さらに、2001年の司法制度審議会の意見書により弁護士の大幅増員が決定され、2004年に法科大学院ができて以降、弁護士の業界は大幅に様変わりした。
弁護士の業界に競争と格差が生じ、弁護士は資格があるというだけでは食っていけなくなったのだ。年収数千万円の弁護士もいるが、年収300万円程度の弁護士いる。
民間企業に就職した同級生よりも年収が少なく不安定なので、学生の間で弁護士の人気が凋落した。

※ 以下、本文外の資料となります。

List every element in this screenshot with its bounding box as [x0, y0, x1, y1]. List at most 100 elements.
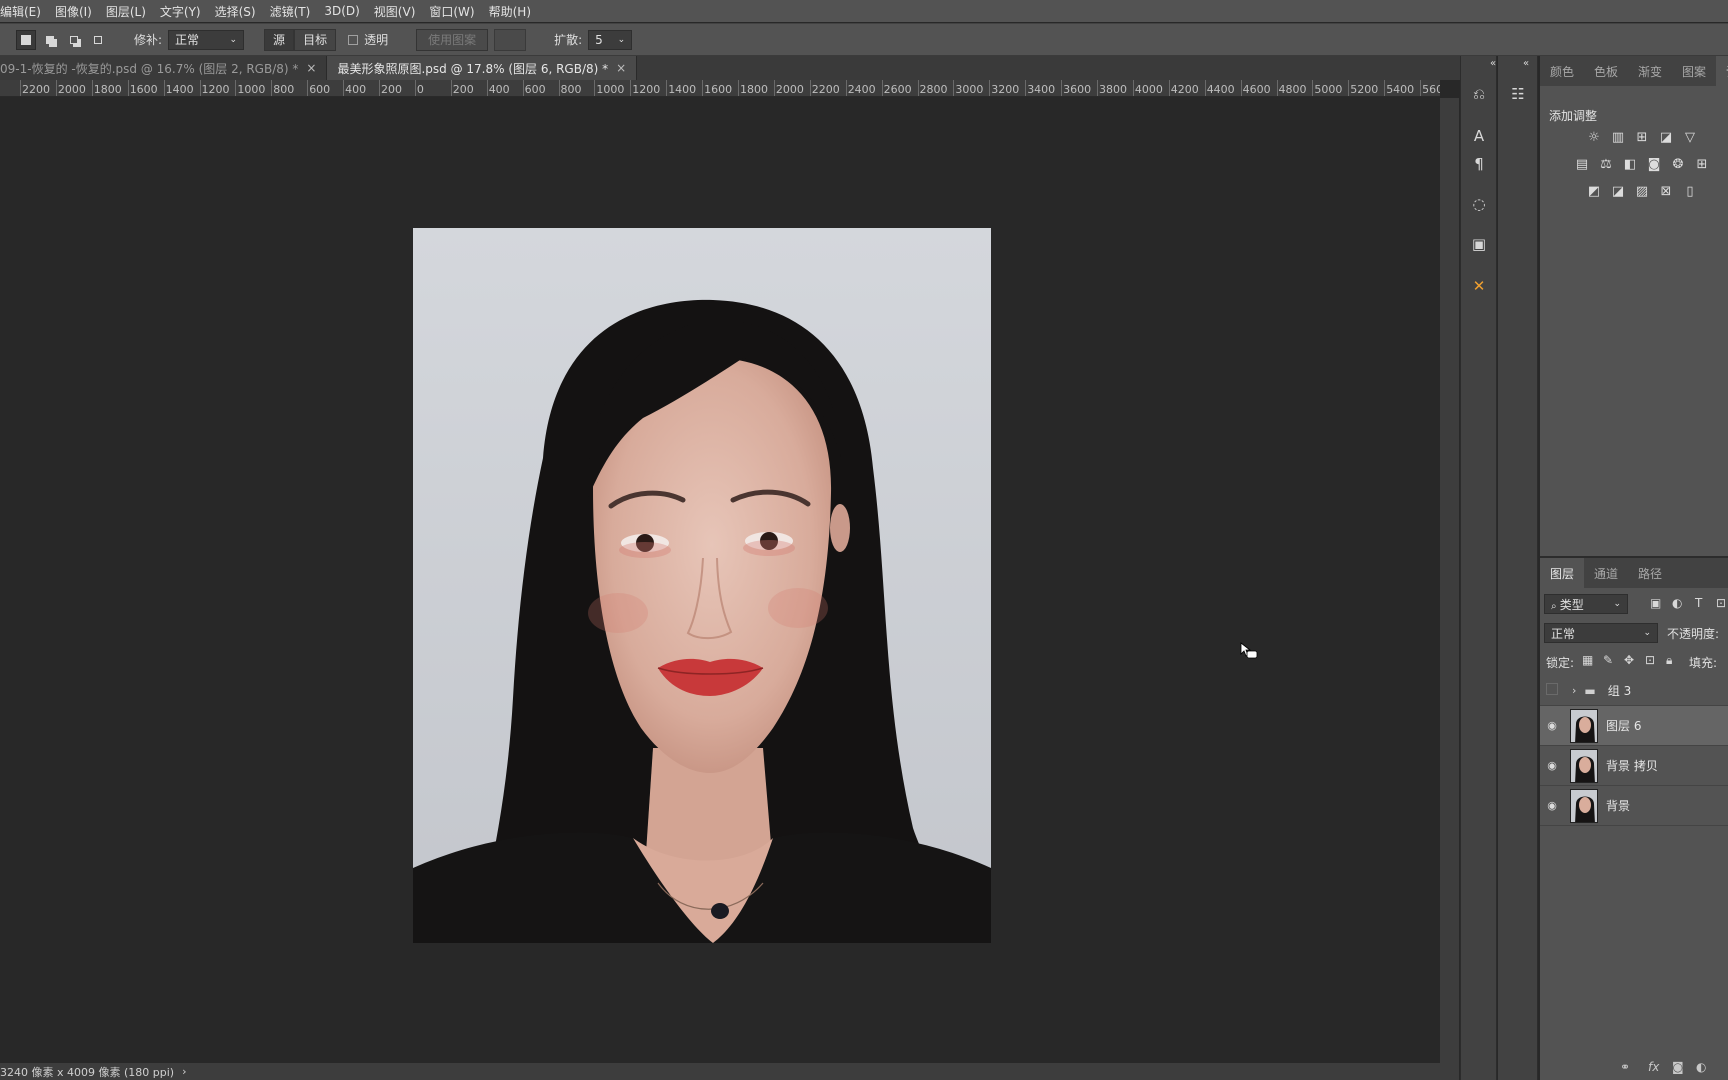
photo-filter-icon[interactable]: ◙	[1646, 156, 1662, 172]
transparent-checkbox[interactable]	[348, 34, 359, 45]
ruler-tick-label: 4200	[1170, 83, 1199, 96]
tab-document-1[interactable]: 09-1-恢复的 -恢复的.psd @ 16.7% (图层 2, RGB/8) …	[0, 56, 328, 80]
search-icon: ⌕	[1551, 600, 1560, 612]
filter-shape-icon[interactable]: ⊡	[1716, 596, 1726, 610]
adjustments-panel: 颜色 色板 渐变 图案 调 添加调整 ☼ ▥ ⊞ ◪ ▽ ▤ ⚖ ◧ ◙ ❂ ⊞…	[1540, 56, 1728, 556]
color-balance-icon[interactable]: ⚖	[1598, 156, 1614, 172]
ruler-tick-mark	[1276, 80, 1278, 96]
tab-patterns[interactable]: 图案	[1672, 56, 1716, 86]
menu-layer[interactable]: 图层(L)	[106, 3, 146, 20]
brightness-icon[interactable]: ☼	[1586, 129, 1602, 145]
tab-paths[interactable]: 路径	[1628, 558, 1672, 588]
ruler-tick-mark	[845, 80, 847, 96]
eye-icon[interactable]: ◉	[1540, 799, 1564, 812]
tab-layers[interactable]: 图层	[1540, 558, 1585, 588]
layer-row[interactable]: ◉ 背景 拷贝	[1540, 746, 1728, 786]
ruler-tick-mark	[91, 80, 93, 96]
eye-icon[interactable]: ◉	[1540, 759, 1564, 772]
curves-icon[interactable]: ⊞	[1634, 129, 1650, 145]
lock-position-icon[interactable]: ✥	[1624, 653, 1634, 667]
posterize-icon[interactable]: ◪	[1610, 183, 1626, 199]
properties-icon[interactable]: ☷	[1506, 82, 1530, 106]
fx-icon[interactable]: fx	[1648, 1060, 1659, 1074]
horizontal-ruler[interactable]: 2200 2000 1800 1600 1400 1200 1000 800 600 400 200…	[0, 80, 1440, 97]
vertical-scrollbar[interactable]	[1440, 98, 1459, 1063]
adjustment-layer-icon[interactable]: ◐	[1696, 1060, 1706, 1074]
add-selection-button[interactable]	[40, 30, 60, 50]
character-icon[interactable]: A	[1467, 124, 1491, 148]
new-selection-button[interactable]	[16, 29, 36, 50]
menu-window[interactable]: 窗口(W)	[429, 3, 474, 20]
layer-row-group[interactable]: › ▬ 组 3	[1540, 676, 1728, 706]
hue-saturation-icon[interactable]: ▤	[1574, 156, 1590, 172]
levels-icon[interactable]: ▥	[1610, 129, 1626, 145]
channel-mixer-icon[interactable]: ❂	[1670, 156, 1686, 172]
tab-gradients[interactable]: 渐变	[1628, 56, 1672, 86]
menu-view[interactable]: 视图(V)	[374, 3, 416, 20]
invert-icon[interactable]: ◩	[1586, 183, 1602, 199]
libraries-icon[interactable]: ▣	[1467, 232, 1491, 256]
diffusion-select[interactable]: 5 ⌄	[588, 29, 633, 50]
ruler-tick-label: 800	[273, 83, 295, 96]
menu-type[interactable]: 文字(Y)	[160, 3, 201, 20]
filter-type-icon[interactable]: T	[1695, 596, 1702, 610]
lightbulb-icon[interactable]: ◌	[1467, 192, 1491, 216]
ruler-tick-mark	[20, 80, 21, 96]
tab-adjustments[interactable]: 调	[1716, 56, 1728, 86]
chevron-right-icon[interactable]: ›	[1572, 684, 1576, 697]
portrait-photo[interactable]	[413, 228, 991, 943]
close-icon[interactable]: ×	[616, 61, 626, 75]
pattern-swatch[interactable]	[494, 28, 527, 51]
use-pattern-button[interactable]: 使用图案	[416, 28, 489, 51]
filter-adjustment-icon[interactable]: ◐	[1672, 596, 1682, 610]
history-icon[interactable]: ⎌	[1467, 82, 1491, 106]
close-icon[interactable]: ×	[306, 61, 316, 75]
menu-filter[interactable]: 滤镜(T)	[270, 3, 311, 20]
tab-color[interactable]: 颜色	[1540, 56, 1584, 86]
mask-icon[interactable]: ◙	[1672, 1060, 1684, 1074]
exposure-icon[interactable]: ◪	[1658, 129, 1674, 145]
filter-pixel-icon[interactable]: ▣	[1650, 596, 1661, 610]
tab-swatches[interactable]: 色板	[1584, 56, 1628, 86]
ruler-tick-label: 1000	[237, 83, 266, 96]
adjustments-title: 添加调整	[1549, 109, 1598, 123]
patch-mode-select[interactable]: 正常 ⌄	[168, 29, 245, 50]
layer-filter-select[interactable]: ⌕ 类型 ⌄	[1544, 594, 1628, 614]
visibility-toggle[interactable]	[1540, 683, 1564, 698]
menu-3d[interactable]: 3D(D)	[324, 4, 359, 18]
chevron-right-icon[interactable]: ›	[182, 1065, 186, 1078]
blend-mode-value: 正常	[1551, 626, 1576, 641]
menu-select[interactable]: 选择(S)	[215, 3, 256, 20]
tab-channels[interactable]: 通道	[1584, 558, 1628, 588]
ruler-tick-label: 600	[524, 83, 546, 96]
subtract-selection-button[interactable]	[64, 30, 84, 50]
selective-color-icon[interactable]: ⊠	[1658, 183, 1674, 199]
intersect-selection-button[interactable]	[88, 30, 108, 50]
layer-row-selected[interactable]: ◉ 图层 6	[1540, 706, 1728, 746]
gradient-map-icon[interactable]: ▯	[1682, 183, 1698, 199]
black-white-icon[interactable]: ◧	[1622, 156, 1638, 172]
blend-mode-select[interactable]: 正常 ⌄	[1544, 623, 1658, 643]
vibrance-icon[interactable]: ▽	[1682, 129, 1698, 145]
eye-icon[interactable]: ◉	[1540, 719, 1564, 732]
paragraph-icon[interactable]: ¶	[1467, 152, 1491, 176]
tool-presets-icon[interactable]: ✕	[1467, 274, 1491, 298]
target-button[interactable]: 目标	[294, 28, 337, 51]
ruler-tick-mark	[1061, 80, 1063, 96]
layer-row[interactable]: ◉ 背景	[1540, 786, 1728, 826]
source-button[interactable]: 源	[264, 28, 295, 51]
menu-edit[interactable]: 编辑(E)	[0, 3, 41, 20]
threshold-icon[interactable]: ▨	[1634, 183, 1650, 199]
link-icon[interactable]: ⚭	[1620, 1060, 1630, 1074]
tab-document-2[interactable]: 最美形象照原图.psd @ 17.8% (图层 6, RGB/8) * ×	[327, 56, 638, 80]
color-lookup-icon[interactable]: ⊞	[1694, 156, 1710, 172]
lock-image-icon[interactable]: ✎	[1603, 653, 1613, 667]
lock-artboard-icon[interactable]: ⊡	[1645, 653, 1655, 667]
menu-help[interactable]: 帮助(H)	[489, 3, 531, 20]
lock-all-icon[interactable]: 🔒︎	[1666, 653, 1672, 668]
ruler-tick-mark	[163, 80, 165, 96]
menu-image[interactable]: 图像(I)	[55, 3, 92, 20]
lock-transparent-icon[interactable]: ▦	[1582, 653, 1593, 667]
collapse-icon[interactable]: «	[1514, 56, 1538, 70]
chevron-down-icon: ⌄	[229, 34, 238, 45]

東大法学部と言えば、「文系エリート」たちが集う頂点。官僚、弁護士を多く輩出した。銀行など民間企業に行くのは「あまり勉強ができない奴」と見なされた。だが、時代は変わった。官僚の人気も低下、優秀な層は高額な報酬とキャリア形成を求めてコンサルタント企業へ行ったり、法科大学院を経由せず、予備試験を受けて弁護士になったりする。
2月8日(2021年)法務省が発表した司法予備試験の合格者のデータによると、昨年1万608人が受験し、442人が合格した。合格率は4.17%。合格者の最年少は18歳、平均年齢は25.89歳だった。
合格者は今年以降の5年間の司法試験を受験できる。司法試験では例年、法科大学院修了生を大幅に上回る割合で予備試験合格者が合格しており、法科大学院の存在意義が問われる事態にもなっている。
かくして、弁護士の業界も変わった。弁護士事務所に入り、しばらくは雑巾がけをするのが当たり前だったが、事務所に採用されず、「即弁」する若手も増えた。ただ、彼らは練度が不足、ノウハウもないので、失敗も少なくない。